I’ll tell you why. Self-improvement isn’t supposed to be easy. And just like anything in life, failure can fuel success — with the right mindset of course. If you’re afraid to fail, you waive the opportunity to succeed. If you beat yourself up too hard for failing, you’ll stay down.
Being mindful of your failures and the emotions that come with them can motivate you and lift you to new heights the next time, rather than bury you entirely.
As you can probably guess, I like New Year’s resolutions and I’m still setting one or two. Last year, my resolution was to stop going on Facebook. And, for the most part, I’d say it was a great success. Outside of hopping on when I was in search of recommendations or tickets for an event, to look up some birthdays (admittedly, I realize how dependent I was on the platform for bday reminders and I sure did forget many), or to provide some updates during a family emergency, I engaged in pretty much zero Facebook-feed doomscrolling.
And I think I’m better off for it.
That said, I chose to remain active on Instagram, which is still a timesuck for sure. One timesuck is plenty. Maybe it’s time I cut back there, too.
This year, my New Year’s resolution is to be more present with my children — particularly by keeping my smartphone out of my hands. It will be mightily tough as the owner of an online news site, but I am keenly aware of how frequently the device finds its way out of my pocket and into my palm, if for no other reason than simply to look at it.
Of course, my phone winds up in my hands all throughout the day and especially in times of boredom or anxiety. I’d like to be more present no matter where I am. But with my daughter and son, it’s an absolute must.
If I can be more present with my kids, it will yield more happiness for all of us and much healthier relationships now and in the long run. No New Year’s resolution can top that.
I know that many, if not most parents are in the same boat as me. One survey of 2,000 parents revealed that half have been begged by their own children to put their phones down. This alarming poll also found that 69% of parents feel “addicted” to their phones — so much to the point that they spend just 24 minutes more with their kids than they do on their devices.

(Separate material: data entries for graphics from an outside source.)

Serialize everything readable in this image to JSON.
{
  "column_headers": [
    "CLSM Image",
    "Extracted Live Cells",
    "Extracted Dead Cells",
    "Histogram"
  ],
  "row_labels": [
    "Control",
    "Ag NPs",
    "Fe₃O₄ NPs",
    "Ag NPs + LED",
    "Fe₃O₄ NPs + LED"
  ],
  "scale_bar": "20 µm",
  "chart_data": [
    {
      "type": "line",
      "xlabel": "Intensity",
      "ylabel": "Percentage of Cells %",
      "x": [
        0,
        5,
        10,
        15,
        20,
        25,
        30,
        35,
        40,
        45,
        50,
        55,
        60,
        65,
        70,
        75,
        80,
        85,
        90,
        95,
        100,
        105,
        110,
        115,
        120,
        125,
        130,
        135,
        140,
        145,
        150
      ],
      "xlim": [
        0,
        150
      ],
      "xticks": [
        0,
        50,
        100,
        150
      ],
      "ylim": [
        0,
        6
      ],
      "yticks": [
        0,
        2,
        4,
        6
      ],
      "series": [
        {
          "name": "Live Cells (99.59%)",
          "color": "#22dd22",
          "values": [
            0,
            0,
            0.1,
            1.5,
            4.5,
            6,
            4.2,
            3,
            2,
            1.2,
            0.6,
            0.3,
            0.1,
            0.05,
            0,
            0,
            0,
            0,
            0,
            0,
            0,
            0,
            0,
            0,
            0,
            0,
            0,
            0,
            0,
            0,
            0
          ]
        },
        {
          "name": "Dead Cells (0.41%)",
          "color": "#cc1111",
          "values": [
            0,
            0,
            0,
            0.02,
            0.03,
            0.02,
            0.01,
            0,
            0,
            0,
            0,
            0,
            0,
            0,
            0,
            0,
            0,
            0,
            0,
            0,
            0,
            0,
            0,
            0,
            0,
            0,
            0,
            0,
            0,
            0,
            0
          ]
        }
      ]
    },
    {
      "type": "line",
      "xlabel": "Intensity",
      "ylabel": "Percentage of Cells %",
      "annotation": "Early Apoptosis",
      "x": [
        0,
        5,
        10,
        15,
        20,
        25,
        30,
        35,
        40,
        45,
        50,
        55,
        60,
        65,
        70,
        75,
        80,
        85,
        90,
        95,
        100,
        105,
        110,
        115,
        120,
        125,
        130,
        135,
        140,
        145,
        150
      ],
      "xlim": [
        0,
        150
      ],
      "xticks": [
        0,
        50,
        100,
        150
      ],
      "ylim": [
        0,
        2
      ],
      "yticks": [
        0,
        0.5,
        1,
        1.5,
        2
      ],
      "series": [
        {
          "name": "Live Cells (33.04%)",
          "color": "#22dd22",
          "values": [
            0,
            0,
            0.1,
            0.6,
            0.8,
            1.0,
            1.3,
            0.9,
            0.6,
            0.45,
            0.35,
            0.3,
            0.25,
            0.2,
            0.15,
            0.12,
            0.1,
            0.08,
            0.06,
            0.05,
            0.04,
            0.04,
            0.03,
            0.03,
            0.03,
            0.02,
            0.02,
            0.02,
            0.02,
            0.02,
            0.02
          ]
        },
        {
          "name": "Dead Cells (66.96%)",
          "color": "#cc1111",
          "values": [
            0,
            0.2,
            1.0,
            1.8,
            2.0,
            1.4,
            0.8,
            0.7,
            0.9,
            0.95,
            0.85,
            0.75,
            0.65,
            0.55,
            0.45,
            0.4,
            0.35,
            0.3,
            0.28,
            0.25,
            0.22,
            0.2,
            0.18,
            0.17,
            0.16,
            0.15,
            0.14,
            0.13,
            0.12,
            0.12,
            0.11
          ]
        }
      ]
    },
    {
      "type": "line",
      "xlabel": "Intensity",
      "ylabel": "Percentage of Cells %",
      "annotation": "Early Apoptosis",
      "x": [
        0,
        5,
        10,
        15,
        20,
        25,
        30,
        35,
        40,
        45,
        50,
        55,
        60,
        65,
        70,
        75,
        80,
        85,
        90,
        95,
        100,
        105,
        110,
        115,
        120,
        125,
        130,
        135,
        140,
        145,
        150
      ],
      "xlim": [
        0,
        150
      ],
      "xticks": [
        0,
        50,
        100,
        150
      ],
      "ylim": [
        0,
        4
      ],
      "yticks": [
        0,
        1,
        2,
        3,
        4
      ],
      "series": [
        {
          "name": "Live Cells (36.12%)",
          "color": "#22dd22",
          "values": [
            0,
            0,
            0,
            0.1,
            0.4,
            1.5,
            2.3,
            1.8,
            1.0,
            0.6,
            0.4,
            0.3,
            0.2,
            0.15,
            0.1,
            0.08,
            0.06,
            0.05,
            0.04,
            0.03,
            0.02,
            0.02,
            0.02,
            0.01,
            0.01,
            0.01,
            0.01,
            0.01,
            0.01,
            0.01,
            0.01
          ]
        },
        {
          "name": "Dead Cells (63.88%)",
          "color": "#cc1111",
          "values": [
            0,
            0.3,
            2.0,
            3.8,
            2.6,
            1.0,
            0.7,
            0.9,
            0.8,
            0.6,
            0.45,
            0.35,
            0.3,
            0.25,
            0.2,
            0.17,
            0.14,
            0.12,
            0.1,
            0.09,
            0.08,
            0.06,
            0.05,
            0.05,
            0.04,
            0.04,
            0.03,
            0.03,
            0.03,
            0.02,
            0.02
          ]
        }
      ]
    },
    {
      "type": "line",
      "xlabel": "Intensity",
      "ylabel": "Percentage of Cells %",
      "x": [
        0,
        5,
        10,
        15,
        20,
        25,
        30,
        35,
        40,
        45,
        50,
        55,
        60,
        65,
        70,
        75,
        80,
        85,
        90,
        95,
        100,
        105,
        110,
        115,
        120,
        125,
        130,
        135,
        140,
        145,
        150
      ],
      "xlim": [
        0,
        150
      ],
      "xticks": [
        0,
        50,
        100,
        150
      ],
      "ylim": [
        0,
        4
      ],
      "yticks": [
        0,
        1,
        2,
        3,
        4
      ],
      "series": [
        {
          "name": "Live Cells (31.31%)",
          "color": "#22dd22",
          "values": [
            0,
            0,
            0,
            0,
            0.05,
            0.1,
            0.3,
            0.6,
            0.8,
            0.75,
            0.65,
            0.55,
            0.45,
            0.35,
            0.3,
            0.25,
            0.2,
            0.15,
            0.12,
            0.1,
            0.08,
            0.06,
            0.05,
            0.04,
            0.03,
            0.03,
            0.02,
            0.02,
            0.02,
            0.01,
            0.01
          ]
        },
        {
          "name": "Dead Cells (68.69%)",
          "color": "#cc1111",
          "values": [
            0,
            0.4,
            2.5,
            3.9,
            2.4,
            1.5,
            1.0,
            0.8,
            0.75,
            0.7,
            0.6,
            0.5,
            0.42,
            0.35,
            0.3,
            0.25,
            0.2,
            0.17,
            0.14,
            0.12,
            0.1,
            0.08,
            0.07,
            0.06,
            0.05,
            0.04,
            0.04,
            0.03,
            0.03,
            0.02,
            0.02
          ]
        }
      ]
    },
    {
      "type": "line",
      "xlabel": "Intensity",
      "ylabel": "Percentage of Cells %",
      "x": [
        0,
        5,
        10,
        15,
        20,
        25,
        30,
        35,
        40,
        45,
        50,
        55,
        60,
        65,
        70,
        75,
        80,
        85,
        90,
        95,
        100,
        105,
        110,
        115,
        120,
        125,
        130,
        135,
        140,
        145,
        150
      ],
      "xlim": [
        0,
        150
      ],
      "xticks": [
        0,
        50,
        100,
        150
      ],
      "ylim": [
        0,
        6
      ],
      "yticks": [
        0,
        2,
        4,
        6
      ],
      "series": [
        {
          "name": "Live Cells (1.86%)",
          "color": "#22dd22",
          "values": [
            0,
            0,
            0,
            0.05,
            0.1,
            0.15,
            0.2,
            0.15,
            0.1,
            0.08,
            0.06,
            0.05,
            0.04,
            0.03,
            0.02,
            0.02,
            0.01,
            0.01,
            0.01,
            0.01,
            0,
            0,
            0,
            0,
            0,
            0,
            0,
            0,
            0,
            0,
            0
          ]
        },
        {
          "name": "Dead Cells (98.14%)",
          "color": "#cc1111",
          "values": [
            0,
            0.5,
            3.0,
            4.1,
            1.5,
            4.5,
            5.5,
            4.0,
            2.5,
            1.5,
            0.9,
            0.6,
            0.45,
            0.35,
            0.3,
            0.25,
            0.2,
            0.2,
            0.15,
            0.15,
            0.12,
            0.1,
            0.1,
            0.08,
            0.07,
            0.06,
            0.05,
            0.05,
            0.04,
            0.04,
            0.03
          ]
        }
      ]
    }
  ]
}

What’s more, research shows that parents who are attached to their phones are not only less present for their kids, but they’re also more likely to yell at them. The study concludes that technophile moms and dads typically turned to their gadgets during downtime — but that they also experienced higher levels of mental distress in their daily lives.
And while we think of this younger generation as the digital generation, it turns out parents might be worse. A survey we published this past September reported that the average parent spends more time on their own electronics than the kids do on theirs.
Sure, we set limits on their screen time — but struggle to be the models they need because we can’t do it ourselves.
To push myself to be more present, I am trying to be mindful of exactly how I am responding, behaving, talking, or appearing to my kids when my phone is around. I imagine they are even more keenly aware of this than I am. They are used to it. They are familiar with the frustration. And saddest of all, they expect it.
If my phone is out, if it’s in my hand, if it’s commanding my gaze — then it is a bigger priority than my children. And even though I know that’s not actually true, it certainly looks that way.